The first approach introduces readers to calculating coefficients that allow one to summarize agreements in a single score. The second approach involves estimating log-linear models that allow one to test specific hypotheses about the structure of a cross-classification of two or more raters' judgments. The third approach explores cross-classifications or raters' agreement for indicators of agreement or disagreement, and for indicators of such characteristics as trends. The fourth approach compares the correlation or covariation structures of variables that raters use to describe objects, behaviors, or individuals. These structures can be compared for two or more raters. All of these methods operate at the level of observed variables.

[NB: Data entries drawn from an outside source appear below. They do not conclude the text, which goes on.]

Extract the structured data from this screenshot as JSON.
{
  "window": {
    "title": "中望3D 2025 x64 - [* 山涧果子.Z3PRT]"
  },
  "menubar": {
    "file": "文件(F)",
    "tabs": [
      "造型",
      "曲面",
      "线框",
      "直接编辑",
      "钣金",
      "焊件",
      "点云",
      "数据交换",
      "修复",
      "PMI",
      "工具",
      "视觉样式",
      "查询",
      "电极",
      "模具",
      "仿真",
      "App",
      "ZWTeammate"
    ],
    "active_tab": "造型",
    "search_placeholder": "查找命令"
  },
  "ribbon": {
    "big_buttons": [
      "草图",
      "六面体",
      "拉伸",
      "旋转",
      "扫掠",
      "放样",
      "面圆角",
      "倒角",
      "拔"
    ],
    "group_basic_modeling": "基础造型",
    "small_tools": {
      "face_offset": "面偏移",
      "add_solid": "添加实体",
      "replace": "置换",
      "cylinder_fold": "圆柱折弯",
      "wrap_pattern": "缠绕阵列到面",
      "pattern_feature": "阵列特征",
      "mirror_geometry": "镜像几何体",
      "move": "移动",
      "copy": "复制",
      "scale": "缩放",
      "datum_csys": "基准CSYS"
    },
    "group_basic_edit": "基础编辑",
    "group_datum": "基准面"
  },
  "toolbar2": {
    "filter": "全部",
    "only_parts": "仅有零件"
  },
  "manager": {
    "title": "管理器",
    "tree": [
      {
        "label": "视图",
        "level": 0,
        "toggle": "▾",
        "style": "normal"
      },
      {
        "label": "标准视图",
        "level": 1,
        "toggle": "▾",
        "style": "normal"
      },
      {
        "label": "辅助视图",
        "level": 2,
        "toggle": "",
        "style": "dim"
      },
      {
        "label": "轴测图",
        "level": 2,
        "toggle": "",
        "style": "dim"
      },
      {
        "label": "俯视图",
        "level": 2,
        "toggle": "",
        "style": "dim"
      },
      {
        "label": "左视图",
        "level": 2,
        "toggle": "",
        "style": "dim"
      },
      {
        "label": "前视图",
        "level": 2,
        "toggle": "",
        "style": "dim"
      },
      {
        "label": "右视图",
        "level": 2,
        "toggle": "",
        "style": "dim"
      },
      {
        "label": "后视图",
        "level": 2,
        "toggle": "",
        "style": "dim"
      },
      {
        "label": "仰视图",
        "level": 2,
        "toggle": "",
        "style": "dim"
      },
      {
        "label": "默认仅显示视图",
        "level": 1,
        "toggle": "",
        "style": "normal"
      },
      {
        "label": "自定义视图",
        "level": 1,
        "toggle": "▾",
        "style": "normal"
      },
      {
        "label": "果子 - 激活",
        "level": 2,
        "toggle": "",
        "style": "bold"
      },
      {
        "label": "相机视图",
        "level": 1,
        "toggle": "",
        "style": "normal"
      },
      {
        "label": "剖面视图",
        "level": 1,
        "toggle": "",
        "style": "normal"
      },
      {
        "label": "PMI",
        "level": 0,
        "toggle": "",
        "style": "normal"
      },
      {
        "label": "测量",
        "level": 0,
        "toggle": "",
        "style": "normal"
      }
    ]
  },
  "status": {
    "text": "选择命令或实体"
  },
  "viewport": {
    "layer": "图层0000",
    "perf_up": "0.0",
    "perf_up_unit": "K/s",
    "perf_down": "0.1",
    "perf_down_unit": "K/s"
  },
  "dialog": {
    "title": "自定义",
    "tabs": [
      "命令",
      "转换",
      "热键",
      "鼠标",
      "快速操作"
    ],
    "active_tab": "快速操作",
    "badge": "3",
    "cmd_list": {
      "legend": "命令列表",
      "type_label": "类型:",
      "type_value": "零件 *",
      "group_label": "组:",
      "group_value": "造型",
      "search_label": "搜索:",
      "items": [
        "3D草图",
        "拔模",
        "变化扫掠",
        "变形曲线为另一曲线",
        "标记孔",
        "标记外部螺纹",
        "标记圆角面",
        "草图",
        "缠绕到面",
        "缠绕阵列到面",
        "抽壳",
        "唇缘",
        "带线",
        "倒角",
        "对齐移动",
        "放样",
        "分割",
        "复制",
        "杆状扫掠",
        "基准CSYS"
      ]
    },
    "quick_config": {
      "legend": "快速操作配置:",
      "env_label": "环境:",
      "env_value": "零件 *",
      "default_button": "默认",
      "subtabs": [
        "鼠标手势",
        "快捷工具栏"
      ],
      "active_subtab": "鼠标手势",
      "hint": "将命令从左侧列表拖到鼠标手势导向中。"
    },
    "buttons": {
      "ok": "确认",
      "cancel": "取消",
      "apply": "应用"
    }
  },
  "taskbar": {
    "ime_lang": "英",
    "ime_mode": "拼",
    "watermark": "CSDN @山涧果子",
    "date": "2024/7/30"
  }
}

This book is intended as a reference for researchers and practitioners who describe and evaluate objects and behavior in a number of fields, including the social and behavioral sciences, statistics, medicine, business, and education. It also serves as a useful text for graduate-level methods or assessment classes found in departments of psychology, education, epidemiology, biostatistics, public health, communication, advertising and marketing, and sociology. Exposure to regression analysis and log-linear modeling is helpful.
Agreement among raters is of great importance in many domains. For example, in medicine, diagnoses are often provided by more than one doctor to make sure the proposed treatment is optimal. In criminal trials, sentencing depends, among other things, on the complete agreement among the jurors. In observational studies, researchers increase reliability by examining discrepant ratings. This book is intended to help researchers statistically examine rater agreement by reviewing four different approaches to the technique.